Some practitioners have used a solid ankle orthotic in the form of a Charcot Restraint Orthotic Walker (CROW) for the Chopart amputation level. It allows for a variable amount of partial foot weightbearing since one may fabricate this device to capture the load at the patella tendon or fabricate it to bear weight within the walls of the orthotic and throughout the affected limb by using a total contact socket compression technique or a combination of the two. A rocker bottom sole allows the device to further reduce pressure to the distal, anterior aspect of the foot. However, the ankle is restricted from its function in all spatial planes.

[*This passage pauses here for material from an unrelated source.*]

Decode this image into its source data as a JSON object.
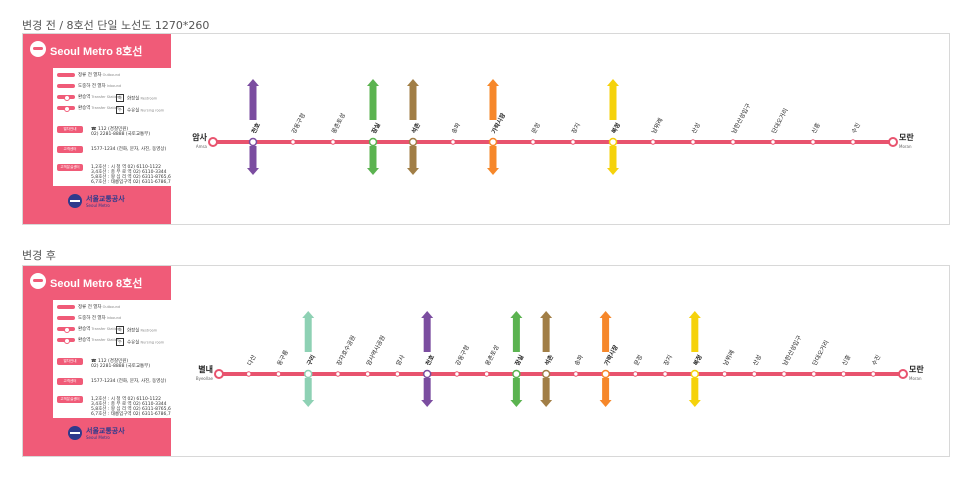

Another variation of the above ankle Chopart device is the use of a semi-rigid ankle AFO with a toe filler. The ability to bear weight completely and ambulate, as one may do with a semi-rigid AFO and toe filler, is a critical factor in selecting it over the Chopart prosthesis. One research study has shown there is an extra irregularity of weight progression during the gait cycle with the fixed ankle of the Chopart prosthesis over that of the AFO.4
Other research has shown that the Chopart clamshell prostheses with a rigid toe lever is able to restore the effective foot length and comfortably support the generation of substantial external moments during the terminal stance phase of the gait cycle to a greater degree than the below ankle, Chopart prosthetic device utilizing toe fillers and slipper sockets.5 The distinction between each study contrasts the rigid ankle, toe and foot of the Chopart clamshell prostheses with that of a semi-rigid AFO with toe filler and that of a below the ankle Chopart slipper socket with a toe filler.

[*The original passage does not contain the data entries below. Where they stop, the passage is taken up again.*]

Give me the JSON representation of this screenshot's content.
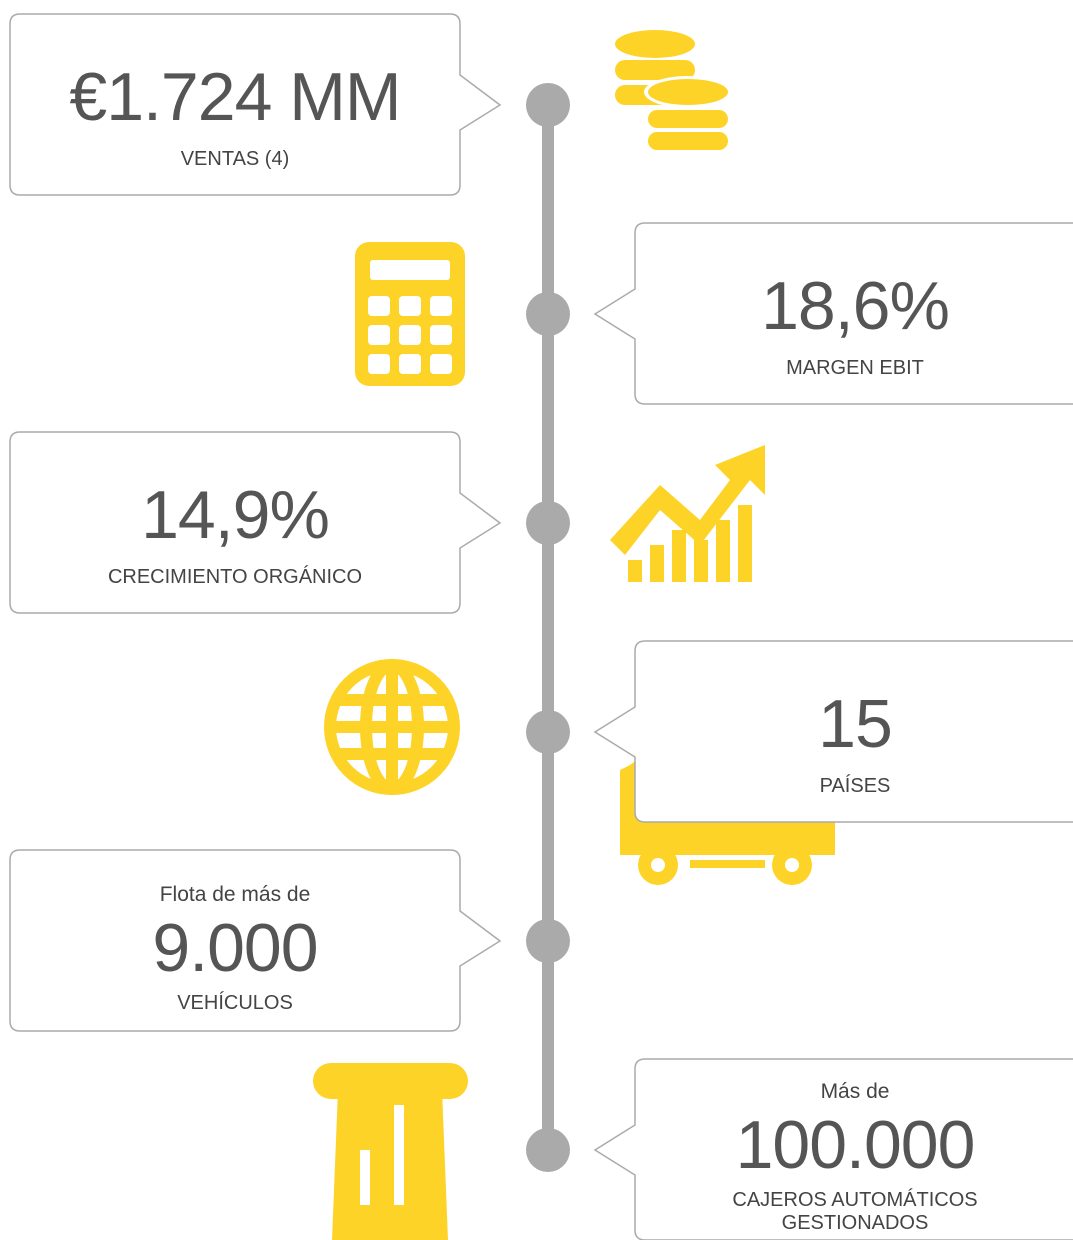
{
  "items": [
    {
      "value": "€1.724 MM",
      "label": "VENTAS (4)"
    },
    {
      "value": "18,6%",
      "label": "MARGEN EBIT"
    },
    {
      "value": "14,9%",
      "label": "CRECIMIENTO ORGÁNICO"
    },
    {
      "value": "15",
      "label": "PAÍSES"
    },
    {
      "pre": "Flota de más de",
      "value": "9.000",
      "label": "VEHÍCULOS"
    },
    {
      "pre": "Más de",
      "value": "100.000",
      "label": [
        "CAJEROS AUTOMÁTICOS",
        "GESTIONADOS"
      ]
    }
  ]
}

Below Ankle Prostheses: Can They Have An Impact?
The second type of Chopart prostheses, orthoses or “prosthoses” involve the below ankle types. Some are characterized by a total contact, below ankle partial foot socket and a soft interface capable of providing total weightbearing. Other designs use silicone or urethane elastomer materials to combine both the socket and interface for the same purpose. Both are fabricated over a modified, positive plaster or CAD-CAM mold of the partial foot. The mold modification process accommodates pressure sensitive and loading areas of the foot. The “prosthosis” will usually include a toe filler and may include a footplate extending from heel to toe. While the effectiveness of the below ankle socket and its full length footplate is questionable at the more proximal, Chopart amputation level, they are of great benefit at more distal amputation levels (i.e. transmetatarsal).6
The below ankle prosthosis (with some variants known as slipper sockets with a toe filler) is more effective when one couples it with a running shoe or a modified shoe with a rocker bottom sole to allow easier rollover and shorter steps to effectively decrease pressures on the plantar and distal plantar surface of the foot when indicated.7 A high top shoe becomes a practical necessity for the more proximal, Chopart amputation level since it can provide very limited suspension when one solely uses it to keep the prosthosis on the partial foot of the higher activity level amputee.